It’s not ersatz-Puccini, it’s echt-Menotti; if the triad associated with Annina’s (the eponymous saint) holiness and religiosity in general is reminiscent of Suor Angelica, well, it’s a religious sound: Arvo Pärt uses it too. And besides that, it’s gorgeous. Here is the long-awaited, very necessary modern recording of Menotti’s beautiful–and possibly great–1954 opera. The only other recording (in mono) from 1955 and wonderfully led by Thomas Schippers never has been transferred to CD and has been unavailable for decades. Re-listening to it in preparation for this review, it is undeniably better than the present Chandos release–but what can you do?
Menotti wrote both words and music; the latter has worn better. The prose is amazingly purple: I have lived in New York my entire life and have known dozens of people from Little Italy, and not one of them has ever said anything like “…don’t forget that love is a pitiless hunter when allied with death,” as Desideria says to Michele. And of course, the modern age would not allow Michele to be quite so psychologically unaware. The sentiments and passions are real, however and the religious fervor at the center of the whole opera is if anything more alive now than before.
Annina’s single-minded passion for Christ is the opera’s core, and her music is the most beautiful, whether in religious vision or more secular moments. Her opening “vision” scene, wherein she “sees” Christ’s crucifixion, is one of modern opera’s most wildly effective moments; her duet with Michele in the first act’s second scene is similarly effective. Michele’s aria in Act 2 is a tenorial dream, and the choruses and crowd scenes are also fine. Menotti even manages to capture the terrifying energy of the San Gennaro festival. Emotional temperatures run very high in this opera at almost all times–even Puccini gave us more respite from angst.

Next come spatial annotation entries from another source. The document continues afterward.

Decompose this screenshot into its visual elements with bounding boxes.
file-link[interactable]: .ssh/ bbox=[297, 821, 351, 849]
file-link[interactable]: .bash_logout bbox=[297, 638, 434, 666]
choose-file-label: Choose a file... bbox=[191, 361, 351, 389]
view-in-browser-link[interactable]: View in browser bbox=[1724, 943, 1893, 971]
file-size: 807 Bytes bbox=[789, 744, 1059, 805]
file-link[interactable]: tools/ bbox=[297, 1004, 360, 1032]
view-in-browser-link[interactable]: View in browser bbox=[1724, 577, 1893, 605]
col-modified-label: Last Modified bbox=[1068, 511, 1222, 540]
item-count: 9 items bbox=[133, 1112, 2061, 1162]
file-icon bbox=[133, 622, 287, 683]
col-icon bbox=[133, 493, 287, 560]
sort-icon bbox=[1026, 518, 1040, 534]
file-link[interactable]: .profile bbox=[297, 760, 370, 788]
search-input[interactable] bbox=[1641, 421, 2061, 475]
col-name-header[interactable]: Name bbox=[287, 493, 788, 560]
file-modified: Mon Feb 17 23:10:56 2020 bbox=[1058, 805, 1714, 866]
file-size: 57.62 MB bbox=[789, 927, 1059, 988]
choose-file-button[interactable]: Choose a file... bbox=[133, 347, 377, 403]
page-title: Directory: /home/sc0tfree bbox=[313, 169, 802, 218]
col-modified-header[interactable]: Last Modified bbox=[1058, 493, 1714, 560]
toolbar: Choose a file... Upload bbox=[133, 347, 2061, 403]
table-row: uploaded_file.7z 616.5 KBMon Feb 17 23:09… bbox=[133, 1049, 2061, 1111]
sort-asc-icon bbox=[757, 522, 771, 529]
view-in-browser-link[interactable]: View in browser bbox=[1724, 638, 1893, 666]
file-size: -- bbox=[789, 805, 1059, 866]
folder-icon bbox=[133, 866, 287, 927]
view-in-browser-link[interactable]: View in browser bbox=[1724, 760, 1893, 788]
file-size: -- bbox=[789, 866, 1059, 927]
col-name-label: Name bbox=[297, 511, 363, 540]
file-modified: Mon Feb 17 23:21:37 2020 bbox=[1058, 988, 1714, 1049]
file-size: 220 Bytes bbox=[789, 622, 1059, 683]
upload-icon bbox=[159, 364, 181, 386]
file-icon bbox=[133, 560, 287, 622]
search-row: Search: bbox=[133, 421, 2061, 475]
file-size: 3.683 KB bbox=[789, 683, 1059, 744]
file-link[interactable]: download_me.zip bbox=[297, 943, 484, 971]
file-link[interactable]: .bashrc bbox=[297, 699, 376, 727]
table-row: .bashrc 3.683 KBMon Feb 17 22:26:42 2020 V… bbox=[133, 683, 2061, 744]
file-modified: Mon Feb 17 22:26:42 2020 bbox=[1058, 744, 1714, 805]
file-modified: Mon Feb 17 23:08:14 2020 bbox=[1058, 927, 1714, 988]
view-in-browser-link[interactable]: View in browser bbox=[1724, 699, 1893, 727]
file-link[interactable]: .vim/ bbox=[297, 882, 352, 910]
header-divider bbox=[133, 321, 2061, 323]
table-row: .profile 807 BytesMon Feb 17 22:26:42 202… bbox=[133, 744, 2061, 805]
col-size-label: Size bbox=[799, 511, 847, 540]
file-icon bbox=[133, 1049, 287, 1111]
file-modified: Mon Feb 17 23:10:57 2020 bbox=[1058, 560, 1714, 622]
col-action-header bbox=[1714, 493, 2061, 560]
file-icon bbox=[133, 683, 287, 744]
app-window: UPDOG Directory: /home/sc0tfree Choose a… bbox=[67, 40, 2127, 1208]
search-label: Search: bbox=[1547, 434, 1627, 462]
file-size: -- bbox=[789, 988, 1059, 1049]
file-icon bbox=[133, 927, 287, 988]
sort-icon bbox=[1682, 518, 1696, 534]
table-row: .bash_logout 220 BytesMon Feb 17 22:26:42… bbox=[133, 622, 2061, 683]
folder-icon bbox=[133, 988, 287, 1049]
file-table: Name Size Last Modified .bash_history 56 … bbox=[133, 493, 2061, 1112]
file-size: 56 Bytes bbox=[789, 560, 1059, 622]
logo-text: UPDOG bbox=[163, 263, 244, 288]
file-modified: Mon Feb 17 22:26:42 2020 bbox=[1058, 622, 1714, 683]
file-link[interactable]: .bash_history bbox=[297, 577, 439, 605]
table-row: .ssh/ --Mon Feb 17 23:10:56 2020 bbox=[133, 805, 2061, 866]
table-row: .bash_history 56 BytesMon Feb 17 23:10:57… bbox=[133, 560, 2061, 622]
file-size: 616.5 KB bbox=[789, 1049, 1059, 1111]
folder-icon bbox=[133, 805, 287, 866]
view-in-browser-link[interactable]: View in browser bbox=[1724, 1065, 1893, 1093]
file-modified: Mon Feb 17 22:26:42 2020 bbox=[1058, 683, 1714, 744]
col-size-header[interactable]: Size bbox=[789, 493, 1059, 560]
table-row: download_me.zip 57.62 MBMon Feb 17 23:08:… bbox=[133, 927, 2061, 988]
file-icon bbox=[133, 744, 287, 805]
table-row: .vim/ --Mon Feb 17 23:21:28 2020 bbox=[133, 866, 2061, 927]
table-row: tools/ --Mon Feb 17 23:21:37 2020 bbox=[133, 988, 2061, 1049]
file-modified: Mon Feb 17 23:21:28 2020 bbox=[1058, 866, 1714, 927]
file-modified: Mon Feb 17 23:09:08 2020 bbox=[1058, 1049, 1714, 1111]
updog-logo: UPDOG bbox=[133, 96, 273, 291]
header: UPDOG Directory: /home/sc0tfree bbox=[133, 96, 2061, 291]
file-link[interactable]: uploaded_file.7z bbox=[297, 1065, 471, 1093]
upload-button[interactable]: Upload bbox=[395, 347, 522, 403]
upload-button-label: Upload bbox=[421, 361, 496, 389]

This present recording is warmly conducted (somewhat more slowly than Schippers throughout; it runs about eight minutes longer), but that, and the superb engineering, allows Menotti’s score to be heard very clearly. The Spoleto Festival Choir and Orchestra play beautifully for Hickox, and his lingering over the more overtly sentimental moments does no harm. The supporting cast–Pamela Helen Stephen’s Desideria, John Marcus Bindel’s Don Marco, and the rest–is first class. But what do you do about a performance in which the Annina is hard to listen to and the Michele (a character who is difficult to put up with in general) does nothing but whine?
Soprano Julia Melinek, who looks young in the performance pictures in the booklet, also counts Butterfly among her roles: it, or something, has created an ugly wobble in her voice in almost all registers and at almost all dynamic levels. Her involvement with the character and text are admirable; her sound is a shocking detriment. Welsh tenor Timothy Richards’ voice is not without affecting qualities, and he manages Michele’s difficult exclamatory music well (and many high notes, including a big C at the end of his “I know that you all hate me” aria), but in his desire to create a character, he hectors and pouts and makes less of the role.
So there you have it–a fine, fine-sounding Saint, with two ugly holes at its center. Find the old RCA in a used record shop or hope it’s re-released; there once was a pirate version of the opera available with the amazing Catherine Malfitano in the title role. This new set only fills part of the gap.